Jak poinformował oficer prasowy jednostki kpt. Jacek Guz, o sytuacji zostały poinformowane rodziny chorych żołnierzy, część z rodziców jest przy swoich synach. Dowódca udzieli rodzinom i bliskim żołnierzy wszelkiej pomocy w ramach posiadanych możliwości. Informacje na temat stanu ich zdrowia można uzyskać pod nr tel. 095 717 74 77 oraz 095 717 74 78.
Na pytanie, co mogło być przyczyną infekcji, ppłk Grecki powiedział, że "mamy do czynienia z żołnierzami świeżo wcielonymi do wojska - jest to zmiana warunków życia, jest niewątpliwie stres i rozłąka z rodziną oraz wysiłek fizyczny, do którego ci młodzi ludzie nie byli przyzwyczajeni".

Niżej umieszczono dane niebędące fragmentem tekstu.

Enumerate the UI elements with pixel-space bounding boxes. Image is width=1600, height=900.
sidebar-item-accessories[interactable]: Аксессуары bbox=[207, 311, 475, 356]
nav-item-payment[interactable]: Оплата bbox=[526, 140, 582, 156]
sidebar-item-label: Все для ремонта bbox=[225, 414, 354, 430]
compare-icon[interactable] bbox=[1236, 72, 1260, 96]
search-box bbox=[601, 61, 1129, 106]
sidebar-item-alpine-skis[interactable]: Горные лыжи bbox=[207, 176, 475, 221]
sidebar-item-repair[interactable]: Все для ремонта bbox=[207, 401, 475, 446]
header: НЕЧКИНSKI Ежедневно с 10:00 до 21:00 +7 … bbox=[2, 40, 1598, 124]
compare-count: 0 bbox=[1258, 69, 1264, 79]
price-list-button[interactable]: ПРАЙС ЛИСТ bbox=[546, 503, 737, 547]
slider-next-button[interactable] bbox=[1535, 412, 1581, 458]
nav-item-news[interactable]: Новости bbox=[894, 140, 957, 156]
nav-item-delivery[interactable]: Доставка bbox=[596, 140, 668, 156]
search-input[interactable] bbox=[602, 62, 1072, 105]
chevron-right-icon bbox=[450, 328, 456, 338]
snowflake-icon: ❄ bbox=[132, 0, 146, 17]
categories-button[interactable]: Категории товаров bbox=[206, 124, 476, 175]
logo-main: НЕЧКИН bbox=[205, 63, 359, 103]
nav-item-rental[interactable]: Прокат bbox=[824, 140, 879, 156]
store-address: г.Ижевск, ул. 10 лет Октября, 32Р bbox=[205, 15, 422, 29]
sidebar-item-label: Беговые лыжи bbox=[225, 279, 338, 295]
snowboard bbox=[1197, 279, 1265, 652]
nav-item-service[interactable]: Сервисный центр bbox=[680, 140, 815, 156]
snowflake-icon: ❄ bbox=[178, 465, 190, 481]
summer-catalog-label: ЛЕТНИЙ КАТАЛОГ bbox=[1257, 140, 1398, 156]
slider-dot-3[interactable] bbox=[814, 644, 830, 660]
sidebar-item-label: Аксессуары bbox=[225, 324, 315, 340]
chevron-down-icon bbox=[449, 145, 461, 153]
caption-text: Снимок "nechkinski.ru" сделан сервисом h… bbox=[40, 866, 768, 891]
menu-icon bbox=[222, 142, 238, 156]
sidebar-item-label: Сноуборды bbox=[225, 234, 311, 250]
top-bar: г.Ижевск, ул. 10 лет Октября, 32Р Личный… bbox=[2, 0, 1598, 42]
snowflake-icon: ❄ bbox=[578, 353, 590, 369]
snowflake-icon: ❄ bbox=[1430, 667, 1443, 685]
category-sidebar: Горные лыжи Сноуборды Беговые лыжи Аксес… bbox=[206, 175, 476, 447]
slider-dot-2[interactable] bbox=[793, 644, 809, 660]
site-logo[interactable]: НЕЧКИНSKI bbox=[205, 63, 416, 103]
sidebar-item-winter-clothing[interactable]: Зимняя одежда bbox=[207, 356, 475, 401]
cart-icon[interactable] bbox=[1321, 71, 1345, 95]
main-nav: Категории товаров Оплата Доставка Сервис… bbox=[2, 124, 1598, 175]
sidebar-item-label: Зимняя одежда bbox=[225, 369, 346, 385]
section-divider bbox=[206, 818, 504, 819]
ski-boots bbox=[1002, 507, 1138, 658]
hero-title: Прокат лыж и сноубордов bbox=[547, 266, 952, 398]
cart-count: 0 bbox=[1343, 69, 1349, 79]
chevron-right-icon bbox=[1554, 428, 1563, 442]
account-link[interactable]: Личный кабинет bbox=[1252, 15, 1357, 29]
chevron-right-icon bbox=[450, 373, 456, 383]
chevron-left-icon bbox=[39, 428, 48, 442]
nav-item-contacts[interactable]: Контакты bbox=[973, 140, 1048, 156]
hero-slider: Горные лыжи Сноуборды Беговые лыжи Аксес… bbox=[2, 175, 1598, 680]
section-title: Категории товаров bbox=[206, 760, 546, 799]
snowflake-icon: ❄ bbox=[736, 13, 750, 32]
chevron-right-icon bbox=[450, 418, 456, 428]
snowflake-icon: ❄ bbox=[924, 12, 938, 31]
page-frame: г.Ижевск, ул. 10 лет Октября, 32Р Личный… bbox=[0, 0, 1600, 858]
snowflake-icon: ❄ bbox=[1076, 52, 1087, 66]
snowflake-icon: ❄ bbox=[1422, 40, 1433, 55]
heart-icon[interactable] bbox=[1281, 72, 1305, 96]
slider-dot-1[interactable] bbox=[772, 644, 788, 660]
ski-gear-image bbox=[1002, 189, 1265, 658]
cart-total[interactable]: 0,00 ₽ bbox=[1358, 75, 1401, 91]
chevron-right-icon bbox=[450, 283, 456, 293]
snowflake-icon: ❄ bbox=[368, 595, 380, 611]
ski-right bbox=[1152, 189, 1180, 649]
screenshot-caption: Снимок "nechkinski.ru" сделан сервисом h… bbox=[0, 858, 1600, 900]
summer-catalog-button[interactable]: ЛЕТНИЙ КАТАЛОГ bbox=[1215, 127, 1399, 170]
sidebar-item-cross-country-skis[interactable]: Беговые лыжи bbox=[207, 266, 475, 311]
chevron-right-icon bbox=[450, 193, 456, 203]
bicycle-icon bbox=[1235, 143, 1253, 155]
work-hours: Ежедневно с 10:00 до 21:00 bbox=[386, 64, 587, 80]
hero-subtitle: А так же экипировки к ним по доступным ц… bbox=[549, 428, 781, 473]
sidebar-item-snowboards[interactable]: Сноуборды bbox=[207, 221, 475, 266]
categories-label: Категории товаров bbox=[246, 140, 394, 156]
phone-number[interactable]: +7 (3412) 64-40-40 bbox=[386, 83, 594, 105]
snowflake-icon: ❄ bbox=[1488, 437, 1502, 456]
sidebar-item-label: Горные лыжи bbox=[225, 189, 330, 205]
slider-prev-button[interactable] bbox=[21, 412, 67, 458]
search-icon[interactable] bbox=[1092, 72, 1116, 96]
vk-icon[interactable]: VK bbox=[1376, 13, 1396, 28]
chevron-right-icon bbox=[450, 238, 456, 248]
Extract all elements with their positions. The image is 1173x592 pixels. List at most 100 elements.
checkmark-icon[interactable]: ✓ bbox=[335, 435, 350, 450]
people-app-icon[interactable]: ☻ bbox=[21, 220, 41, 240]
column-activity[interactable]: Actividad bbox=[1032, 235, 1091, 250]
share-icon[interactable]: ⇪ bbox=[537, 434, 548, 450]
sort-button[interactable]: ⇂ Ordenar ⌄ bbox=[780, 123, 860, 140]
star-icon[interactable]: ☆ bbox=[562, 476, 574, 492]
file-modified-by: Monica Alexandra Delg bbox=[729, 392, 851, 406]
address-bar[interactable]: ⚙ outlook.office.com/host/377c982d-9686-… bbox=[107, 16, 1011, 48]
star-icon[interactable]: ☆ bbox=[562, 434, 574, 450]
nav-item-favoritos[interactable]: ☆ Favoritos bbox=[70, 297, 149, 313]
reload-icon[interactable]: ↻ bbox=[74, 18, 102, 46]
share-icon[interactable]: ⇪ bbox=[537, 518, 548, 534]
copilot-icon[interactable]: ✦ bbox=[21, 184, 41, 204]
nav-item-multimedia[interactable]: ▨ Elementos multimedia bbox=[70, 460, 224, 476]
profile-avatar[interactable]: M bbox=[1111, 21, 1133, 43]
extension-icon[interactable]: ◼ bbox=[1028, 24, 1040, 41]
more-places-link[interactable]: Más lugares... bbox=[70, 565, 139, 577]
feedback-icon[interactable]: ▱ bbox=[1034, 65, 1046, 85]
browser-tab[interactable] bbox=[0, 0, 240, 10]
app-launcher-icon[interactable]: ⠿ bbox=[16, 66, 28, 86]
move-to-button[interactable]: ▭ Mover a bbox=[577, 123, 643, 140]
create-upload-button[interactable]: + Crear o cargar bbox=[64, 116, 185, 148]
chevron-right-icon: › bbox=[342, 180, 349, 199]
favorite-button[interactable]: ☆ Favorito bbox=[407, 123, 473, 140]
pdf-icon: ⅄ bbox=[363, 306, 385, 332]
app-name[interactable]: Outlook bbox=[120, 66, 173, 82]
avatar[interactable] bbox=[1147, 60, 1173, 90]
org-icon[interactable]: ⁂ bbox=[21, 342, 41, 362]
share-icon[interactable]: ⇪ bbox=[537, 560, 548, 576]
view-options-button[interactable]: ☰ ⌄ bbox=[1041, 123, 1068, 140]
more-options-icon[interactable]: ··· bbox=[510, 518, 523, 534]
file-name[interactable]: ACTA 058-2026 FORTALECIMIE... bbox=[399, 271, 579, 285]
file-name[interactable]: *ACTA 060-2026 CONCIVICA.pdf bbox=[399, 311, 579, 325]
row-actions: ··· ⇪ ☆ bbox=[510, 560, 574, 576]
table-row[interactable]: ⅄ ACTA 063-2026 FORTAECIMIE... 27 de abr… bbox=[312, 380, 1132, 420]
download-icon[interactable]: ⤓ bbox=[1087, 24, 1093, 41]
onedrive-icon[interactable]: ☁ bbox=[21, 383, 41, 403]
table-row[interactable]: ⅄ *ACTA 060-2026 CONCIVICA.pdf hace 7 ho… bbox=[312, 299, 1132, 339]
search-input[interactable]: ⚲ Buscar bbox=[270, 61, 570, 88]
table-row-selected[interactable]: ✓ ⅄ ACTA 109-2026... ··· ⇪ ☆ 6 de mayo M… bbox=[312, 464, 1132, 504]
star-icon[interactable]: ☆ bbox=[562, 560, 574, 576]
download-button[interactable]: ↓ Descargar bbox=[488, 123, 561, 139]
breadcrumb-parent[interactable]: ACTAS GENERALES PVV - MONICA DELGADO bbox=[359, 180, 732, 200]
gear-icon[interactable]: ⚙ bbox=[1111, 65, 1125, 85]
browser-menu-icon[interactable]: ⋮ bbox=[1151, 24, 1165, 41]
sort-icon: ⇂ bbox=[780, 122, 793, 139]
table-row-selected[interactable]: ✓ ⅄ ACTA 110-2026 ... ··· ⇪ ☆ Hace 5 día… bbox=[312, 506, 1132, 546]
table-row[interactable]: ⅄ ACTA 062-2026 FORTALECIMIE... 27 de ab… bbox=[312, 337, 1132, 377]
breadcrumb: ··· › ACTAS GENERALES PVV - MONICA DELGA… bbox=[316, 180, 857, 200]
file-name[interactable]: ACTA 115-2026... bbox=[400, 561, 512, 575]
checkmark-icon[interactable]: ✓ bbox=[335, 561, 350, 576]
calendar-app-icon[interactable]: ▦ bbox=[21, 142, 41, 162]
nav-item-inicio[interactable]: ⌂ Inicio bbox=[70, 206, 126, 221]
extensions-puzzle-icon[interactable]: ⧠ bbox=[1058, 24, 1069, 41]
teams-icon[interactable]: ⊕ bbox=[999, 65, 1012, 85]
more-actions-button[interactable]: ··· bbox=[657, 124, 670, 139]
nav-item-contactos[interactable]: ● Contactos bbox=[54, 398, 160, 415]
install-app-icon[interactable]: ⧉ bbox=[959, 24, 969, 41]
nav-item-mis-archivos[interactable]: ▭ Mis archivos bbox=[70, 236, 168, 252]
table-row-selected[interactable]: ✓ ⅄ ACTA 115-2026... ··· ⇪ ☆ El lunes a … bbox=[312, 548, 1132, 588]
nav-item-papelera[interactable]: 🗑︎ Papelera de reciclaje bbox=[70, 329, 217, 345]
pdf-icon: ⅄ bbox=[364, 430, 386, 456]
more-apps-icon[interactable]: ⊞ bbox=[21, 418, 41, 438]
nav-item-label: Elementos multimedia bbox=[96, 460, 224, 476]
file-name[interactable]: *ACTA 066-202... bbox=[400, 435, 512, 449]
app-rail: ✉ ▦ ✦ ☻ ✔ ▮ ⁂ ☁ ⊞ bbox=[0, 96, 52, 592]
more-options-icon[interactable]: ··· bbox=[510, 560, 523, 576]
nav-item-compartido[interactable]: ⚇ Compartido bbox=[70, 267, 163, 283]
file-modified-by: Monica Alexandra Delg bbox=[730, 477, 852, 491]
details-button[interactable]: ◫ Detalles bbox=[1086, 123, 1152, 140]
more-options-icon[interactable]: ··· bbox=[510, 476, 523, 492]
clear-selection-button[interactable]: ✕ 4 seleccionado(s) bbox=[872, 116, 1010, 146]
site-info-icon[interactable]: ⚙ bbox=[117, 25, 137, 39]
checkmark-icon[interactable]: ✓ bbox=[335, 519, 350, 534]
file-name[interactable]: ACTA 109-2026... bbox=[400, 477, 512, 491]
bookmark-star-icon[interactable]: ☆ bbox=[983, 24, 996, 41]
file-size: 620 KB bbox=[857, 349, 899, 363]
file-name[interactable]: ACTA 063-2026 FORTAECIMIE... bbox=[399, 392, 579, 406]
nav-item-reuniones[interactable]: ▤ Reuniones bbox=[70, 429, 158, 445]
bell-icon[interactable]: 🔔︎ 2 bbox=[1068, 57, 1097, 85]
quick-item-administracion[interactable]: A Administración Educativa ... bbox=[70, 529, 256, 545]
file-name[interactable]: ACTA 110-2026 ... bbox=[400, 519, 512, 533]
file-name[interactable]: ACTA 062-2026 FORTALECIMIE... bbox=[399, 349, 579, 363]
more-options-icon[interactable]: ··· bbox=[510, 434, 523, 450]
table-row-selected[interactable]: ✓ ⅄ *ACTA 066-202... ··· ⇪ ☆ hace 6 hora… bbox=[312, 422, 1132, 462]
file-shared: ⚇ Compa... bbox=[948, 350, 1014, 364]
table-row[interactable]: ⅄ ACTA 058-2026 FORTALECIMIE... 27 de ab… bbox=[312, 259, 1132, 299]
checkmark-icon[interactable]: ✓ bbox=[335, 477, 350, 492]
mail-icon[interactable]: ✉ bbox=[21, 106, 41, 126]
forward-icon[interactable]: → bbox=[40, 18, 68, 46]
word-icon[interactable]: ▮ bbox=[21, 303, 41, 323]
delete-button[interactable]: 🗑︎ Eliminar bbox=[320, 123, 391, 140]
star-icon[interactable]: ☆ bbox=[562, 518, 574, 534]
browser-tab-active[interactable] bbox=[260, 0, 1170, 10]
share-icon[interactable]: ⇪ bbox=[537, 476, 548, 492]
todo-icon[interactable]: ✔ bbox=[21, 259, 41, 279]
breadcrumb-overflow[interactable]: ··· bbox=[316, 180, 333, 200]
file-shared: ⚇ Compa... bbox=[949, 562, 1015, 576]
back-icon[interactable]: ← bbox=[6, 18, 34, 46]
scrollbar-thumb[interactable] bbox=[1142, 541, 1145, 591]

Grecki wykluczył, by powodem zakażenia mogły być warunki w jednostce. Wówczas sprawa dotyczyłaby kilkuset żołnierzy, a nie trzech. Tu doszło do nieszczęśliwego zbiegu okoliczności, że u trzech, być może słabszych fizycznie, doszło do takiego obniżenia odporności ustroju, że zachorowali - podkreślił.
Sepsa - inaczej posocznica - jest reakcją zapalną organizmu wywołaną przez bakterie, wirusa, pasożyta lub grzyba. Zakażenie może prowadzić do powstawania zakrzepów w naczyniach krwionośnych, a w ich skutku do śmierci. Sepsa może wystąpić u osób w każdym wieku, czynnikami mogącymi mieć związek z chorobą są m.in. zabiegi operacyjne, oparzenia, urazy, leczenie sterydami i przewlekłe choroby. Ostrej sepsy nie da się wyleczyć.